The health of the increasingly frail anti-apartheid icon, who is affectionately known as Madiba, sparked national fears after he was hospitalised early last year for an acute respiratory infection.
“We wish him a speedy recovery and assure him of the love and good wishes of all South Africans and people throughout the world,” the statement from the presidency said.
“We request that all respect the privacy of Madiba and that of his family during this period.”
The name of the hospital to which he has been admitted was not released.
Mandela returned to his Johannesburg home last month from his rural home village in the Eastern Cape, some 800 kilometres (500 miles) from Johannesburg, where he moved after his respiratory infection scare.
However he is rarely seen in public with his last appearance at the final of the football World Cup hosted by South Africa in July 2010.
Rumours over his health flare up periodically on social networking sites.
In December, a local television station aired archive footage of his January 2011 hospitalisation which spurred a series of tweets mistakenly announcing new ill health concerns.

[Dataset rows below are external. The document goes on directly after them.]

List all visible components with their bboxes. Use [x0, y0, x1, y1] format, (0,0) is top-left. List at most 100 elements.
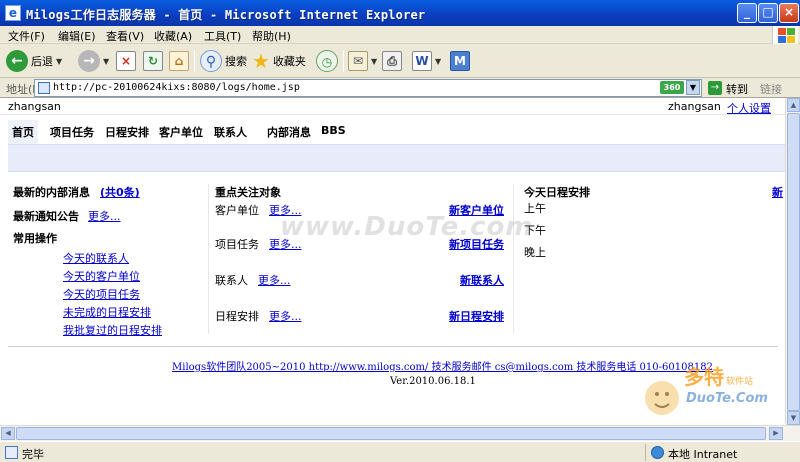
windows-logo-icon [772, 26, 798, 44]
go-button[interactable]: 转到 [726, 81, 748, 97]
left-column: 最新的内部消息 (共0条) 最新通知公告 更多... 常用操作 今天的联系人 今… [8, 184, 208, 337]
toolbar: ← 后退 ▼ → ▼ × ↻ ⌂ ⚲ 搜索 ★ 收藏夹 ◷ ✉ ▼ ⎙ W ▼ … [0, 44, 800, 78]
menu-edit[interactable]: 编辑(E) [58, 28, 96, 44]
menu-help[interactable]: 帮助(H) [252, 28, 291, 44]
close-button[interactable]: × [779, 3, 799, 23]
new-contact-link[interactable]: 新联系人 [460, 272, 504, 288]
focus-row-label: 联系人 [215, 274, 248, 287]
horizontal-scrollbar[interactable]: ◀ ▶ [0, 425, 800, 441]
menu-view[interactable]: 查看(V) [106, 28, 144, 44]
nav-contacts[interactable]: 联系人 [214, 124, 247, 140]
footer-info-link[interactable]: Milogs软件团队2005~2010 http://www.milogs.co… [172, 358, 713, 373]
back-label: 后退 [31, 55, 53, 68]
forward-button[interactable]: → ▼ [78, 48, 109, 74]
scroll-right-icon[interactable]: ▶ [769, 427, 783, 440]
op-today-contacts[interactable]: 今天的联系人 [63, 250, 129, 266]
favorites-button[interactable]: ★ 收藏夹 [252, 48, 306, 74]
op-today-projects[interactable]: 今天的项目任务 [63, 286, 140, 302]
page-icon [38, 82, 50, 94]
search-button[interactable]: ⚲ 搜索 [200, 48, 247, 74]
history-icon: ◷ [316, 50, 338, 72]
search-icon: ⚲ [200, 50, 222, 72]
refresh-button[interactable]: ↻ [143, 48, 163, 74]
stop-icon: × [116, 51, 136, 71]
safety-360-badge[interactable]: 360 [660, 81, 684, 94]
address-dropdown-icon[interactable]: ▼ [686, 80, 700, 95]
menu-tools[interactable]: 工具(T) [204, 28, 241, 44]
nav-schedule[interactable]: 日程安排 [105, 124, 149, 140]
new-schedule-right-link[interactable]: 新 [772, 184, 783, 200]
op-unfinished-schedule[interactable]: 未完成的日程安排 [63, 304, 151, 320]
menu-bar: 文件(F) 编辑(E) 查看(V) 收藏(A) 工具(T) 帮助(H) [0, 26, 800, 44]
messenger-icon: M [450, 51, 470, 71]
nav-home[interactable]: 首页 [8, 120, 38, 144]
window-titlebar[interactable]: e Milogs工作日志服务器 - 首页 - Microsoft Interne… [0, 0, 800, 26]
address-url[interactable]: http://pc-20100624kixs:8080/logs/home.js… [53, 82, 300, 93]
maximize-button[interactable]: □ [758, 3, 778, 23]
stop-button[interactable]: × [116, 48, 136, 74]
scroll-left-icon[interactable]: ◀ [1, 427, 15, 440]
mail-button[interactable]: ✉ ▼ [348, 48, 377, 74]
nav-messages[interactable]: 内部消息 [267, 124, 311, 140]
page-viewport: zhangsan zhangsan 个人设置 首页 项目任务 日程安排 客户单位… [0, 98, 785, 425]
new-schedule-link[interactable]: 新日程安排 [449, 308, 504, 324]
menu-favorites[interactable]: 收藏(A) [154, 28, 192, 44]
page-content: zhangsan zhangsan 个人设置 首页 项目任务 日程安排 客户单位… [0, 98, 785, 425]
print-button[interactable]: ⎙ [382, 48, 402, 74]
notice-more-link[interactable]: 更多... [88, 208, 121, 224]
period-evening: 晚上 [524, 246, 546, 259]
nav-projects[interactable]: 项目任务 [50, 124, 94, 140]
address-bar: 地址(D) http://pc-20100624kixs:8080/logs/h… [0, 78, 800, 98]
favorites-label: 收藏夹 [272, 55, 306, 68]
minimize-button[interactable]: _ [737, 3, 757, 23]
op-today-customers[interactable]: 今天的客户单位 [63, 268, 140, 284]
focus-title: 重点关注对象 [215, 186, 281, 199]
hscroll-thumb[interactable] [16, 427, 766, 440]
back-button[interactable]: ← 后退 ▼ [6, 48, 62, 74]
security-zone: 本地 Intranet [668, 448, 738, 461]
right-column: 今天日程安排 新 上午 下午 晚上 [514, 184, 785, 334]
chevron-down-icon[interactable]: ▼ [103, 57, 109, 66]
word-edit-icon: W [412, 51, 432, 71]
page-status-icon [5, 446, 18, 459]
middle-column: 重点关注对象 客户单位 更多... 新客户单位 项目任务 更多... 新项目任务… [208, 184, 514, 334]
chevron-down-icon[interactable]: ▼ [435, 57, 441, 66]
svg-text:软件站: 软件站 [726, 375, 753, 387]
status-text: 完毕 [22, 448, 44, 461]
scroll-thumb[interactable] [787, 113, 800, 411]
vertical-scrollbar[interactable]: ▲ ▼ [785, 98, 800, 425]
common-ops-title: 常用操作 [13, 232, 57, 245]
go-arrow-icon[interactable]: → [708, 81, 722, 95]
mail-icon: ✉ [348, 51, 368, 71]
edit-button[interactable]: W ▼ [412, 48, 441, 74]
user-name-right: zhangsan [668, 100, 721, 113]
op-approved-schedule[interactable]: 我批复过的日程安排 [63, 322, 162, 338]
address-input[interactable]: http://pc-20100624kixs:8080/logs/home.js… [34, 79, 702, 97]
home-icon: ⌂ [169, 51, 189, 71]
chevron-down-icon[interactable]: ▼ [371, 57, 377, 66]
history-button[interactable]: ◷ [316, 48, 338, 74]
notice-title: 最新通知公告 [13, 210, 79, 223]
internal-messages-count-link[interactable]: (共0条) [100, 184, 140, 200]
home-button[interactable]: ⌂ [169, 48, 189, 74]
window-title: Milogs工作日志服务器 - 首页 - Microsoft Internet … [26, 8, 426, 22]
nav-bbs[interactable]: BBS [321, 124, 346, 137]
star-icon: ★ [252, 49, 270, 73]
divider [0, 114, 785, 115]
intranet-globe-icon [651, 446, 664, 459]
messenger-button[interactable]: M [450, 48, 470, 74]
current-user: zhangsan [8, 100, 61, 113]
chevron-down-icon[interactable]: ▼ [56, 57, 62, 66]
menu-file[interactable]: 文件(F) [8, 28, 45, 44]
scroll-down-icon[interactable]: ▼ [787, 411, 800, 425]
scroll-up-icon[interactable]: ▲ [787, 98, 800, 112]
status-bar: 完毕 本地 Intranet [0, 441, 800, 462]
focus-more-link[interactable]: 更多... [269, 308, 302, 324]
forward-arrow-icon: → [78, 50, 100, 72]
nav-customers[interactable]: 客户单位 [159, 124, 203, 140]
duote-logo: 多特 软件站 DuoTe.Com [645, 365, 768, 415]
links-button[interactable]: 链接 [760, 81, 782, 97]
focus-more-link[interactable]: 更多... [258, 272, 291, 288]
focus-row-label: 项目任务 [215, 238, 259, 251]
search-label: 搜索 [225, 55, 247, 68]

The presidency had to issue an assurance of his health to quell the rumours, while his Nelson Mandela Foundation, which guards the anti-apartheid struggle icon’s legacy, also denied them.
Mandela was released from 27 years in prison on February 11, 1990, and oversaw South Africa’s path to its first democratic vote in 1994 when he was elected its first black president after decades of white-minority rule.
He won the Nobel Peace Prize in 1993 and served one term before stepping down in 1999.